No Respect: Why aren’t N.H.’s founders celebrated like the Bay State’s?
We’ve all been to Plimoth Plantation, seen the reconstructed settlement, the replica of the Mayflower, the rock, the whole deal. In Massachusetts, they make a big – and profitable – fuss over their founders.
In New Hampshire? Nada.
We had founders, too. They were here shortly after the Pilgrims, maybe even before. But do we have a reconstructed Pannaway settlement, a replica of the Jonathan, a statue of David Thomson?
“At least they could name a beer after the guy,” says local historian J. Dennis Robinson. “It’s pitiful.” He thinks part of the problem is that most Granite Staters have no clue about the first European settlement on Odiorne Point – and why should they? There’s nothing to mark the spot, except for a granite marker that’s lost in the weeds somewhere.
“We’ve been focused as a state on the Old Man of the Mountain for our identity and for attracting tourists,” Robinson says. Now that he’s gone, what do we have? Could the Thomsons (wife Amias and young son John came, too) take the Old Man’s place, maybe even become the same kind of moneymaker that Plimoth Plantation is? Robinson would love to see that happen, but says right now “there’s no Thomson buzz.”
A first step toward getting people to pay attention to our founders, Robinson says, is to hire an artist to create a portrait of Thomson (whose name is sometimes spelled Thompson). “We have just one possible picture of Shakespeare and look what happened. It could happen with Thomson. First the picture, then the book, the movie, the mini-series and the Burger King cups.”
Thomson, a Scot, came to fish off the Isles of Shoals and to trade with the Indians. Robinson says, in addition to being a fisherman, Thomson was a scholar, a clerk, an apothecary, a traveler (there’s evidence he visited here as early as 1619) and a gung-ho capitalist.
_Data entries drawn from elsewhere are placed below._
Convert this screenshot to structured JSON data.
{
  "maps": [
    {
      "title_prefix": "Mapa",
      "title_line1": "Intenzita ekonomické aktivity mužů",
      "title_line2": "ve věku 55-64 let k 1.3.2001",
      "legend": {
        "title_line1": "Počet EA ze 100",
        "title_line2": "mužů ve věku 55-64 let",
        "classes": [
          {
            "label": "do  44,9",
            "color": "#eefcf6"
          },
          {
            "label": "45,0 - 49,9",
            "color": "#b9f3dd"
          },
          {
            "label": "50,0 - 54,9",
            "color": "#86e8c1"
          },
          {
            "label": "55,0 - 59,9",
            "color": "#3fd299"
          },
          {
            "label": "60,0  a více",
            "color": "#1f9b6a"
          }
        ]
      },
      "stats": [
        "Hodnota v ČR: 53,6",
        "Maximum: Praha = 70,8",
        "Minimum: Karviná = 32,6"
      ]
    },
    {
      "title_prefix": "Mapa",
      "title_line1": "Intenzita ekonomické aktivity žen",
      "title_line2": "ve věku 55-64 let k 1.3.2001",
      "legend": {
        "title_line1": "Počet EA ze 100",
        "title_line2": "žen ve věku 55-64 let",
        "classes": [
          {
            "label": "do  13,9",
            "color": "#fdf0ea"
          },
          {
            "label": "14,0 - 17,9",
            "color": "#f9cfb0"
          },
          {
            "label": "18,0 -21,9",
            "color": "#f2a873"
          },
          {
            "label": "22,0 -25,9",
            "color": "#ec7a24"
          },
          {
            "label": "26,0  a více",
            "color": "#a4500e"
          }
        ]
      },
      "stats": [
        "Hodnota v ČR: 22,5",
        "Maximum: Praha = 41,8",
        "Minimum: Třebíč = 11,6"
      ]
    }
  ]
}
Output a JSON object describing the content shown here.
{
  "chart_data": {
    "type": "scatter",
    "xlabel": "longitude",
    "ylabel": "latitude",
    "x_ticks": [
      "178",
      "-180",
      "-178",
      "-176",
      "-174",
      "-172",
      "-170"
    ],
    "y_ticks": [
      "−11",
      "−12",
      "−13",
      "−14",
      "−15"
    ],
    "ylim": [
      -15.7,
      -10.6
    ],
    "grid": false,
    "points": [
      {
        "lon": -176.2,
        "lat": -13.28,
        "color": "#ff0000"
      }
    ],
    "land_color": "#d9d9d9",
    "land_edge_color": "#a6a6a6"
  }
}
After arriving on the ship Jonathan in 1623, Thomson, his family and as many as 10 indentured servants (maybe we won’t talk about that part) settled on the point of land that is now Odiorne State Park, where the Seacoast Science Center is, a place they called Pannaway.
“Our founding couple – it’s sinful,” says Robinson, who’s been telling this story for 40 years with no traction. “If we wait for the state to ante up and build a statue, it might take another 400 years. So what’s in your wallet?”